Une histoire inachevée

Cahier de texte de …
UNE HISTOIRE INACHEVÉE
d’Artur Pałyga [Pologne]

Une histoire inachevée [Nieskończona historia] est traduit du polonais par Sarah Cillaire et Monika Prochniewicz, avec le soutien de la Maison Antoine Vitez, Centre international de la traduction théâtrale.

La vieille Wiktoria Dworniczkowa meurt dans son appartement au cœur d’une petite ville de Pologne.  La première personne à s’en douter est sa voisine Aniela Dabkowa : son amie n’est pas venue à la première messe du jour. Ce deuil et ses incidences, Artur Pałyga les esquisse en une succession de tableaux à travers différents points de vue dans le voisinage de la victime. Dans une partition posthume avec le Chœur, Wiktoria confiera sobrement et non sans humour « J’ai glissé ». La double tonalité de cette réplique imprègne presque toute la pièce. On découvre les voisins d’immeuble de Wiktoria dans leurs rituels du matin, ponctués par la voix de la Radio presque omniprésente, à l’image de Dieu qui n’hésite pas à s’inviter dans le décor.

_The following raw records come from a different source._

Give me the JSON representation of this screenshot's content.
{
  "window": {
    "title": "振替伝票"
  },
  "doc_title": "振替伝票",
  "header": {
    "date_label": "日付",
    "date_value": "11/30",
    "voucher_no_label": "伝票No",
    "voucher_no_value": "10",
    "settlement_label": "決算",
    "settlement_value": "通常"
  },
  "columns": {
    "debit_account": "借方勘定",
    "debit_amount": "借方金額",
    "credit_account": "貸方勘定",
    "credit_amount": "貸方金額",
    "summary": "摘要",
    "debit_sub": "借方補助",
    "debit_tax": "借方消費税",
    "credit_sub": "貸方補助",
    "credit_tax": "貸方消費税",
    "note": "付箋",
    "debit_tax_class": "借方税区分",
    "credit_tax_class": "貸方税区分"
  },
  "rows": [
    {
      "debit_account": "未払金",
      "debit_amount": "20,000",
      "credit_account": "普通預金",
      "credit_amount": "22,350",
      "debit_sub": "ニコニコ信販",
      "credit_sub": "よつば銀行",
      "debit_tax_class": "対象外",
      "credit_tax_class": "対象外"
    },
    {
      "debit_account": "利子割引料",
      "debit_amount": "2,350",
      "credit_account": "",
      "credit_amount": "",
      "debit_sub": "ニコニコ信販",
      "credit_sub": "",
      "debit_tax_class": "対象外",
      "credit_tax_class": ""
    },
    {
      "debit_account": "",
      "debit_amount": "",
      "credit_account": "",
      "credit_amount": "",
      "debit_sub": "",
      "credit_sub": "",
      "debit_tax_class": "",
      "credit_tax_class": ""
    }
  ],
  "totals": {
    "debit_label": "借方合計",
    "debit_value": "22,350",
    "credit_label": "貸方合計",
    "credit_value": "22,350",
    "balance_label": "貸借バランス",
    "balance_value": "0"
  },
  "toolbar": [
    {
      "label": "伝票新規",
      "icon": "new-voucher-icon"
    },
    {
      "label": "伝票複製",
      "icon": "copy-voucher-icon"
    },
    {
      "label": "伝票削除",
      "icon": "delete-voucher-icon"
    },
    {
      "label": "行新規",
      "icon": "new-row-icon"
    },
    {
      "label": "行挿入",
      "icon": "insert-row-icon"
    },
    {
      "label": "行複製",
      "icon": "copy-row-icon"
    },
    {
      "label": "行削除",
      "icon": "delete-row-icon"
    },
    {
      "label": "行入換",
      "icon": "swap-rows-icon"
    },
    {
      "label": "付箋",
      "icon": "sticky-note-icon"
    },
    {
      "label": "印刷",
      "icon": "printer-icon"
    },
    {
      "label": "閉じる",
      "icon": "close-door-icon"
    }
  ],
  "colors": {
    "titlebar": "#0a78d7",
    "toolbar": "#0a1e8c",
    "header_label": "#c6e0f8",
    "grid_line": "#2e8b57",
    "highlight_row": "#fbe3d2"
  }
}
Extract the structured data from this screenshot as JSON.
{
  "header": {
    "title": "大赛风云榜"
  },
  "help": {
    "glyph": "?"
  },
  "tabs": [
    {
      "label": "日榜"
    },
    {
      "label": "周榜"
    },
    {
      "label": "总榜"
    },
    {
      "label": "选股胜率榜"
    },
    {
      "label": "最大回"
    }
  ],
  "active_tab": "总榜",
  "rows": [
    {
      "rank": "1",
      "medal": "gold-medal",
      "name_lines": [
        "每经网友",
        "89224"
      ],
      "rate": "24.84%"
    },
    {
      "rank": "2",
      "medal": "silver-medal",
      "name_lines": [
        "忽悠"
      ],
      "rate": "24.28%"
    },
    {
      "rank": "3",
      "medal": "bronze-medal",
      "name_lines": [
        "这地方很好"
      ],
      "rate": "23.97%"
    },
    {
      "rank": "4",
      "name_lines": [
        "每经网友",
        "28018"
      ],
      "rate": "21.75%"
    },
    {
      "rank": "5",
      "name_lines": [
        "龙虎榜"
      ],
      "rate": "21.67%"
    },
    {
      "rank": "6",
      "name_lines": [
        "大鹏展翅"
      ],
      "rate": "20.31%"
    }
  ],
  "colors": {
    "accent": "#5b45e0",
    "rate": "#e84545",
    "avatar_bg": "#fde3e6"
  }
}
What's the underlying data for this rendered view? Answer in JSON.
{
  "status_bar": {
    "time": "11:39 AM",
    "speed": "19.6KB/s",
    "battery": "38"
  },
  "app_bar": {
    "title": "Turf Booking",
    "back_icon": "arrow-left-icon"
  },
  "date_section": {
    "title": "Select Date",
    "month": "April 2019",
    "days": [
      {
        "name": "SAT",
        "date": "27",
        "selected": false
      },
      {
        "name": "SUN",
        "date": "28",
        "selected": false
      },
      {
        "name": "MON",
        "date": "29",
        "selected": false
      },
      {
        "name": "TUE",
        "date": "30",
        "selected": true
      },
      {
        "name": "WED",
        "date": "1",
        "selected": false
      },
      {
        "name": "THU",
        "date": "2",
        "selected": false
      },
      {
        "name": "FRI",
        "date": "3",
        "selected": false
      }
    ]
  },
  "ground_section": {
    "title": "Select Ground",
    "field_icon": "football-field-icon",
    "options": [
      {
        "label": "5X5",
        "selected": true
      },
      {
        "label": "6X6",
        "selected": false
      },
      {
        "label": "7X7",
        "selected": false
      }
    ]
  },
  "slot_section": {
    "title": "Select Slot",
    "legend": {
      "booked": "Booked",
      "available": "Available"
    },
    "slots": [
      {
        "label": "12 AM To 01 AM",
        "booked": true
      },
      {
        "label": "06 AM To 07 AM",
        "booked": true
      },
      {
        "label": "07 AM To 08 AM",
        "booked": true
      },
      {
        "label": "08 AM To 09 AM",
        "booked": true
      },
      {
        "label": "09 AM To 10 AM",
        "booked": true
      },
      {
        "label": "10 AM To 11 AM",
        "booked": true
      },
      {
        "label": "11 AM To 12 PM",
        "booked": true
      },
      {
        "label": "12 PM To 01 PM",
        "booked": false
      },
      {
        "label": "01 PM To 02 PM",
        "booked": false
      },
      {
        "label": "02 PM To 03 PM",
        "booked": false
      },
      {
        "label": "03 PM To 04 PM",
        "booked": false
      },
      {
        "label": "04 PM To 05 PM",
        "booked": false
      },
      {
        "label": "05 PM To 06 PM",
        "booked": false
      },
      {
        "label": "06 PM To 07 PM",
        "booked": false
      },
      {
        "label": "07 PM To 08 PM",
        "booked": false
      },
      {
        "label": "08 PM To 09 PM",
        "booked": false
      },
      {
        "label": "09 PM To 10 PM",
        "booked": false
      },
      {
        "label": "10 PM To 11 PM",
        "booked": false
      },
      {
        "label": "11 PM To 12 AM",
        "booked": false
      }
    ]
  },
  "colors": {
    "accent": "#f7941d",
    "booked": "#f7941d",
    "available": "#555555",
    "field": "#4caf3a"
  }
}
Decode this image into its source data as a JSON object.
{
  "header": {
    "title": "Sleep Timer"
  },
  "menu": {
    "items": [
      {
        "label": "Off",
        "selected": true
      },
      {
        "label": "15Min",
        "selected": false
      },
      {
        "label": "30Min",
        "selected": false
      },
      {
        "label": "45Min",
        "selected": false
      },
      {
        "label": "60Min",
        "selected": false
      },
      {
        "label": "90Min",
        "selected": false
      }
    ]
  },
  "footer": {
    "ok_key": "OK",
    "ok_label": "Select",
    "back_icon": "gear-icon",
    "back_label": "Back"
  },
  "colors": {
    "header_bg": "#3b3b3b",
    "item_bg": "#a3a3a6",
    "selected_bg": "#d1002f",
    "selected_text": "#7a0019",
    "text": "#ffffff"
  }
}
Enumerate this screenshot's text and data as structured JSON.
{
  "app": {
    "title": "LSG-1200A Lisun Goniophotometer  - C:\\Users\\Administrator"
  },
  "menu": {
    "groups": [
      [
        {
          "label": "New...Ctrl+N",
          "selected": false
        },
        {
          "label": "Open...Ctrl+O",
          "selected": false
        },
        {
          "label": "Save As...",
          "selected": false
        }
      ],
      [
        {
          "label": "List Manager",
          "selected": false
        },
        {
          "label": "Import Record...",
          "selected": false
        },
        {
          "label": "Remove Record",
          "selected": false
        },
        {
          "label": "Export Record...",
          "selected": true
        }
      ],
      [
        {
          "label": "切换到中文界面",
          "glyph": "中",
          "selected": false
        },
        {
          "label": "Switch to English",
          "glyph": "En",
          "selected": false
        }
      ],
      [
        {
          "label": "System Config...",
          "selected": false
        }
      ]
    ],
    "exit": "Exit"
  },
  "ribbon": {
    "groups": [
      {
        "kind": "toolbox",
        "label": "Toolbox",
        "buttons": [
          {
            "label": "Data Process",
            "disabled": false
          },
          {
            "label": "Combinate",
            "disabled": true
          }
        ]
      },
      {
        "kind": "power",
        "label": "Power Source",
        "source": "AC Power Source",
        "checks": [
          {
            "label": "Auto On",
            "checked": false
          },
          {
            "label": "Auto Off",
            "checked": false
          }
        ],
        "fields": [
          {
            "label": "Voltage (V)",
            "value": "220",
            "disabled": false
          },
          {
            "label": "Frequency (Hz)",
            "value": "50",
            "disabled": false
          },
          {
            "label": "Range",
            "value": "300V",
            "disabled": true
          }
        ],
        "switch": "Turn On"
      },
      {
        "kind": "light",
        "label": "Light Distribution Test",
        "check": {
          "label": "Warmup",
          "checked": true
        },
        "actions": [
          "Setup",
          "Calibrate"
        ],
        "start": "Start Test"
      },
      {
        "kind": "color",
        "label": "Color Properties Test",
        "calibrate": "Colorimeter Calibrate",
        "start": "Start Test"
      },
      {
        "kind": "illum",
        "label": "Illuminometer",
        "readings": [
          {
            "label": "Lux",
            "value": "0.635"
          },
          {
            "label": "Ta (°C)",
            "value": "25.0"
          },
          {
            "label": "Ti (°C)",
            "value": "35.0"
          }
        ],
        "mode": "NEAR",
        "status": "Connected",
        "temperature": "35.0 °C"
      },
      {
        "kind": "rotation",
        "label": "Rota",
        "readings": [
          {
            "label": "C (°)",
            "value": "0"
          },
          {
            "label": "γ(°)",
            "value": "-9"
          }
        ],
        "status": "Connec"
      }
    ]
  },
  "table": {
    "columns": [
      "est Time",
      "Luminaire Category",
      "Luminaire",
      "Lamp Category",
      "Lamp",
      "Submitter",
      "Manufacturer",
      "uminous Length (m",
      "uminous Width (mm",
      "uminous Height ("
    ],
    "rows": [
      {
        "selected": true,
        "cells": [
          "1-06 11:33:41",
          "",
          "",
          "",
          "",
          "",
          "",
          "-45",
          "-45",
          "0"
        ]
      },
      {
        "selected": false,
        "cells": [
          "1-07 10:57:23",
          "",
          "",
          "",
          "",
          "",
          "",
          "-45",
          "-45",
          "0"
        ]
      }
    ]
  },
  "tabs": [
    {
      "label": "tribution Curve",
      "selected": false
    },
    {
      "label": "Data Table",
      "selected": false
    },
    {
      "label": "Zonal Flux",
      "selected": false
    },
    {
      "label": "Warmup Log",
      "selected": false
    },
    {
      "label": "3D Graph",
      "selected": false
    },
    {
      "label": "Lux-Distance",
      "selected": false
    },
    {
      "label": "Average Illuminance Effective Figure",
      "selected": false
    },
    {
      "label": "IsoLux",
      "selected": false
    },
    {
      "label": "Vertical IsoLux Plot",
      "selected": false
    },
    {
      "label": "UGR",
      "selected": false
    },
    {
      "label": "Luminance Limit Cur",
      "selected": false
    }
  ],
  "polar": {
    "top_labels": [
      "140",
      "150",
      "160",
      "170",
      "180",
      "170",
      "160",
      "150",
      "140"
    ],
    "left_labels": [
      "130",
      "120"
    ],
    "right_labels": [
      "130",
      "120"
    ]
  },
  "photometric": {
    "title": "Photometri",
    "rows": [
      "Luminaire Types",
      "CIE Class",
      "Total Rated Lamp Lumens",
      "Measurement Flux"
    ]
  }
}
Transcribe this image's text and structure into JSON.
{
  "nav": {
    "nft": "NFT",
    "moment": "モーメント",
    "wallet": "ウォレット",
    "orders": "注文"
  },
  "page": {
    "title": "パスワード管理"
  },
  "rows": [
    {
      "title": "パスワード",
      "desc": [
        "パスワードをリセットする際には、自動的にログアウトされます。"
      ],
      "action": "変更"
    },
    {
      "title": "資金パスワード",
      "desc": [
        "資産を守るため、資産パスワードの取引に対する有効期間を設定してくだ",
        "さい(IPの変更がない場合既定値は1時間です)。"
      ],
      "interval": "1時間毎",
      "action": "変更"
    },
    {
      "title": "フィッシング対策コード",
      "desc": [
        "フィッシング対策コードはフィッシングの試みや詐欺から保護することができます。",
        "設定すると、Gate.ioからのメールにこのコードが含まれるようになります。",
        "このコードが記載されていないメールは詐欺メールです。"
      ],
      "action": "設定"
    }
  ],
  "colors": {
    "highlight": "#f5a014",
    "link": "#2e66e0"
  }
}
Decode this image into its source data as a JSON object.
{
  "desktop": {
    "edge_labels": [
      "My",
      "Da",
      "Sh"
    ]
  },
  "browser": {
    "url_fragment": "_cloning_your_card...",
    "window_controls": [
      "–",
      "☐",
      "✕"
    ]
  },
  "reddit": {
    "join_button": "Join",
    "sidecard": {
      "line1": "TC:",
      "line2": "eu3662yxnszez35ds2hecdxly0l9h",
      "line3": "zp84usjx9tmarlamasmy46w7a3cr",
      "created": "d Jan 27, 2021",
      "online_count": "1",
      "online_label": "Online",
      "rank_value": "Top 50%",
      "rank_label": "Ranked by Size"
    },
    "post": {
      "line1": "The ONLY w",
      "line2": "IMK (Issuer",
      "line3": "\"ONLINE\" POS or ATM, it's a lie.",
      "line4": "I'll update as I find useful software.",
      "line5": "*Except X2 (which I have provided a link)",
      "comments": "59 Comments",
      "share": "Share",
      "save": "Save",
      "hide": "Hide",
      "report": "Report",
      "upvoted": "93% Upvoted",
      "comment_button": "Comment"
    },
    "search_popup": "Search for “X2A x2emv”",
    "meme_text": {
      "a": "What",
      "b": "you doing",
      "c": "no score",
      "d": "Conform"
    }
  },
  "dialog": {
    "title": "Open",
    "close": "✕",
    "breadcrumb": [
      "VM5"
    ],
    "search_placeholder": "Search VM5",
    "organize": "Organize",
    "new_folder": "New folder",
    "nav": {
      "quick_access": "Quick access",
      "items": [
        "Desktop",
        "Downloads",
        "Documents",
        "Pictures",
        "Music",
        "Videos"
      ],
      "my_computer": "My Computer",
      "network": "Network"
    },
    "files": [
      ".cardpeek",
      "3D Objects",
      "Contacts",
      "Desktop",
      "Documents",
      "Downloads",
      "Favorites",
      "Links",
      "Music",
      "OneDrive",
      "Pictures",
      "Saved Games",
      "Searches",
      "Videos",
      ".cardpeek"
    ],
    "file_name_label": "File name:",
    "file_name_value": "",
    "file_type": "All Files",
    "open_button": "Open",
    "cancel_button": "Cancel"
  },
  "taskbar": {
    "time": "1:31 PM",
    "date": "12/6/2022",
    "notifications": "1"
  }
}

Le Chef du Chœur et ses acolytes donnent des repères, tiennent véritablement une fonction de régie précisant, décrivant et comblant les trous laissés dans les répliques des protagonistes. D’un rythme entrainant, cette pièce, qui dépeint le voisinage d’un deuil, s’attache à mettre en exergue les obsessions, difficultés, ruses et autres souillures qui font le quotidien des vivants.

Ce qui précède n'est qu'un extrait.